Bush captured the challenge when he told Americans last October 17: "It's a campaign that will be waged by day and by night, in the light and in the shadows, in battles you will see and battles you won't see. It's a campaign waged by soldiers and sailors, marines and airmen; and also by FBI agents and law enforcement officials and diplomats and intelligence officers."
Bill Clinton longed for a world challenge to make him a great leader but had to settle for fellatio in the corridors. Clinton's aspiration is Bush's fate. Bush's will be a decisive presidency because of the epic decisions that will come on his watch. Bush needs the common sense of Harry Truman, the marketing skill of Ronald Reagan and the conjuring instinct of Franklin Roosevelt. Just one out of three would sure help.
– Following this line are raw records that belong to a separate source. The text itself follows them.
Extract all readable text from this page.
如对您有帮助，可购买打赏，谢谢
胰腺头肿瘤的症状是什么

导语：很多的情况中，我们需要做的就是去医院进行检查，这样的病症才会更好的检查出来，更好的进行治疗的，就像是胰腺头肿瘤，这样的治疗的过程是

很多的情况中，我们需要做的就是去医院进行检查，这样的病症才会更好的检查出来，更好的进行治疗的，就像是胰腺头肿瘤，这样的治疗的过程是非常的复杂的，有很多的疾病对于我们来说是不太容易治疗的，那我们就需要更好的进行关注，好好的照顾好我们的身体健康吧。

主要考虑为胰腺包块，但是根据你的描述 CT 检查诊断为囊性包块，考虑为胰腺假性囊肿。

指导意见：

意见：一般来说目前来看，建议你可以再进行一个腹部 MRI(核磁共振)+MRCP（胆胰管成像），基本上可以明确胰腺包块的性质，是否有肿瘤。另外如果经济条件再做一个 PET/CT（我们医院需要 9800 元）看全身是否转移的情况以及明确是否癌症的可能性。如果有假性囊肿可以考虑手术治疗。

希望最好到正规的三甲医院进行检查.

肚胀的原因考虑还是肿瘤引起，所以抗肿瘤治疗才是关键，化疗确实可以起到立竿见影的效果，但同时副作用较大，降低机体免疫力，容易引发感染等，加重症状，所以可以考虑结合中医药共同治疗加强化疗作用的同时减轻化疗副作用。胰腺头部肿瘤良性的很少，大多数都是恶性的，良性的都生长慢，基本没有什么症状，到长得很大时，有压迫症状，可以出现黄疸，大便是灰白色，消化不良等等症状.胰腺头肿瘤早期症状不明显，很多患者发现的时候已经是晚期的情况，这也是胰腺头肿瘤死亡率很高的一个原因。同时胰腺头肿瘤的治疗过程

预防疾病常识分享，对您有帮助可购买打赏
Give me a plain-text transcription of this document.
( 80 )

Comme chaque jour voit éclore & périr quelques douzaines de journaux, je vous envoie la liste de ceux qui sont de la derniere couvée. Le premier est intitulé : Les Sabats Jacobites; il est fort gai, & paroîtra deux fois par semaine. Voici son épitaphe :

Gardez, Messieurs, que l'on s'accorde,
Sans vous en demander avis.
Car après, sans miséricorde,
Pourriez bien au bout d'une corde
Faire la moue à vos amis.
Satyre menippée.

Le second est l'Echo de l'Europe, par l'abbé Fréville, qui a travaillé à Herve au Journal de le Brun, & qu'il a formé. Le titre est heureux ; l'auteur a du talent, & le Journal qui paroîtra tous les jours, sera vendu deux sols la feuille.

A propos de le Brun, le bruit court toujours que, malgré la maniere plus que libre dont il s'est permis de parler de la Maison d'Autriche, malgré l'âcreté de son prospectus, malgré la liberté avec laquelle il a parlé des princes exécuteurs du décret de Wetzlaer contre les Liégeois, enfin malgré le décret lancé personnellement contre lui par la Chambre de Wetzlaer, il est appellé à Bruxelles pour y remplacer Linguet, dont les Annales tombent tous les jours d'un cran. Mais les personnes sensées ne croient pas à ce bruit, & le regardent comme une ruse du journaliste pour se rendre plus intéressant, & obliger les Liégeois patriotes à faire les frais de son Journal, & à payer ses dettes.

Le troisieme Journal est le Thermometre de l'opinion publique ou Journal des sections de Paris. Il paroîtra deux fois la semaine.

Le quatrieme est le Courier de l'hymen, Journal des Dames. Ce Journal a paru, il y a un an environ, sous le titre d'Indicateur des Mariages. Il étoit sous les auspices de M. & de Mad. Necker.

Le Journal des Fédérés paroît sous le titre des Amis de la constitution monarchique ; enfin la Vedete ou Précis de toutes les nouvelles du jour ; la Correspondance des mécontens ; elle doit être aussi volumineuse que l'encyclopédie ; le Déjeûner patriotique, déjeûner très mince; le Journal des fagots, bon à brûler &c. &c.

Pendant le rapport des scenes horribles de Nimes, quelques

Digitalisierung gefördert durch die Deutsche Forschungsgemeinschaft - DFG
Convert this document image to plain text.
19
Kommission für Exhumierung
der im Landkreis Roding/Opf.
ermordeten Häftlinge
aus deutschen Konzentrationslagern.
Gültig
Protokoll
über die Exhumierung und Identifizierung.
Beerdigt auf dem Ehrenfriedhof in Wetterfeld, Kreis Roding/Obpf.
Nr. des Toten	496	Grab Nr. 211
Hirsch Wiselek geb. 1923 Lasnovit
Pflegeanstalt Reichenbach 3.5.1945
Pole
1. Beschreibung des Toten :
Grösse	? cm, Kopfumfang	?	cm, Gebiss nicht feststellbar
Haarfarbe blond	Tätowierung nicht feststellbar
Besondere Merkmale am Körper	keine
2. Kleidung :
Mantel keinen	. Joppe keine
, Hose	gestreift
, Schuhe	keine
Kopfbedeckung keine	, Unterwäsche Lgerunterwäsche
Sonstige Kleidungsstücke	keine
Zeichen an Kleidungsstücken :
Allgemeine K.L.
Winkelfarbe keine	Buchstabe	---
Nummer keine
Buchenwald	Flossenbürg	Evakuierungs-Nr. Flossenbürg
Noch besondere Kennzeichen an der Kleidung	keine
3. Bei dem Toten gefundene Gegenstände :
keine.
Bush should be judged by deeds, not words. He sounds like a hick but acts with caution. The Afghanistan operation that deposed the Taliban regime was measured and effective. Although invoking the "axis of evil", Bush is cautious about Iraq; he has raised the expectation of a US strike but is alert to the high risks involved.
The message left with Australian leaders in Washington a fortnight ago is that although the President has no war plan on his desk, the US cannot tolerate the risk to its security from Hussein's progression to a WMD capacity. This points to a military strike in 2003.
It is apparent that the Howard Government will back US action against Iraq; our military participation is likely but limited. The Labor Party has taken a more flexible position – in effect, it invites the US to persuade Labor, knowing in its political heart that it wants to be persuaded.
Iraq shapes as the pivotal test of how the US exercises its global leadership in the post-September 11 era. This is the most important question in world politics today.
The US's conundrum was captured at a Harvard University seminar last month in Tailloires, France, by French scholar Dominique Moisi: "Nothing significant can be achieved in today's world without the US, yet the US must also realise that there are very strict limits on what it can achieve alone."
Harvard's Kennedy School dean Joseph S. Nye argues that the "paradox of American power at the end of this millennium is that it is too great to be challenged by any other state yet not great enough to solve [alone] the problems such as global terrorism and nuclear proliferation".
Nye warns: "We will be in trouble if we do not get it."
These fears erupted into a Europe-US spat earlier this year when European Union Commissioner for External Affairs Christopher Patten warned the US against the false mind-set "that the projection of military power is the only basis of true security" and "that the US can rely only upon itself".
The issue is not whether but how the US deploys its military power. Will it go it alone against Iraq and elsewhere or will it try to persuade its allies and the international community? It is a question, ultimately, about the legitimacy with which the US uses its awesome power.
The administration is divided on this question. Although Defence Secretary Donald Rumsfeld declares "the mission will determine the coalition", State Department policy planning director Richard Hass says: "We have to have allies. We can't impose our ideas on everyone. American leadership, yes; but not American unilateralism."
This issue is basic for three reasons. First, it is doubtful the US can win the war against the perverted theology of Islamic extremism by military means alone (witness Vietnam). Second, it is doubtful whether the US can win the war alone since international collaboration is essential to mount intelligence, law-enforcement and financial campaigns against terrorist units. Finally, if the US depicts this struggle through the narrow lens of its security needs rather than building a better world, then its support will disappear overnight.
The lure of the American dream has long rested upon a desire to imitate or share the values of the US. The risk today, however, is that a new tide of anti-Americanism is growing around the world and feeds upon the image of a unilateral, militaristic, self-absorbed superpower. Such an outcome would be a cruel postscript to the September 11 tragedy.